The concern about Marathon's playercount stems from the experience of D2 Crucible players, where reduced numbers could severely affect queue times, lagginess of eventual opponents, getting matched against the same teams over and over again in Trials, etc.
Yeah. From historical precedent (basically every other live-service FPS game in the past ten years, when they all started leaning heavily into "matchmaking" with endless behind-the-scenes voodoo to screw with everybody's K/D or W/L or whatever to force everybody into supposedly "even" matches), it seems like there's a bare-minimum number of active simultaneous players in a given game before its matchmaking system starts to break down, and it's a surprisingly
high number. Low five-digits. I haven't pinned down the precise range where such systems start to fall apart, but it's pretty obvious they need at least 10k+ active players with different "qualifiers" or "metrics."
There's weird misbehavior that starts at that level of available players. Rules fighting other rules, some more heavily weighted than others (which makes sense), but with conflicting "overrides" that result in the worst possible outcome: potentially hundreds or even thousands of players, all readied-up and no technical hurdles preventing their playing together, but the "matchmaker service" says they can't play together because "reasons" so they have to sit in queue staring at "500+ players in queue" instead of playing together in a potential "skill mismatch."
The worst part is these companies have spent two decades developing their matchmaking stuff and it's all evolved towards this "everybody deserves balanced, fair play at all times no matter what" mentality (because fuck your skills and practice -- if you're doing too well, we'll intentionally set you up with our "best" players so you'll be roflstomped back down to know your place), and by god they're going to stick to what they've made no matter what feedback they get. And the dumb fucks ignore obvious fixes that are "better than nothing" because they fear the fixes aren't 100% perfect.
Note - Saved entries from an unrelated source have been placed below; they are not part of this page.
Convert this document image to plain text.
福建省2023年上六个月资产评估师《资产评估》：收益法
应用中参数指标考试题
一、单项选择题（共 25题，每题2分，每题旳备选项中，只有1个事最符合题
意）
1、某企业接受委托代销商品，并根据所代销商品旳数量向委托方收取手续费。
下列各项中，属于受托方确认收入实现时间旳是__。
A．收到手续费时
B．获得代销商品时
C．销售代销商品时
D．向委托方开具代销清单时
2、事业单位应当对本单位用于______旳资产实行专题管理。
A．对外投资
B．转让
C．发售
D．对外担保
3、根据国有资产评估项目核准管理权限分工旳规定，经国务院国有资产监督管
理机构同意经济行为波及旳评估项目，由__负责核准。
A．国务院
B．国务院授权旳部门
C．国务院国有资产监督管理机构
Namely, if you've got a game that's running 3v3 or 5v5 fights, if you
ever have six (or ten) players in the same geographic region queued up for a new match for longer than one minute and they keep getting "rejected" by the matchmaker system for whatever reason,
just fucking shove them in a match anyway. Randomize the teams, fuck "matchmaking," just spin up a session and shove 'em in. Get them
playing. I guarantee they'll be happier playing a less-than-perfectly-matched game for 10-15 minutes than sitting in a fucking queue for 20-30 minutes staring at a spinning indicator.
But they won't fucking do it. They'd rather make people sit and
not play rather than risk "making" them play an algorithmically sub-optimal match.
Low player counts exacerbate this. You don't see it when you've got an available pool of thousands of players just queuing up for a match at any given moment. But when you're down to "just" 10k or so, your super-choosy, super-clever matchmaking algorithms fall apart because there's always a nit-picky reason to exclude X hundred potential matches each time you check.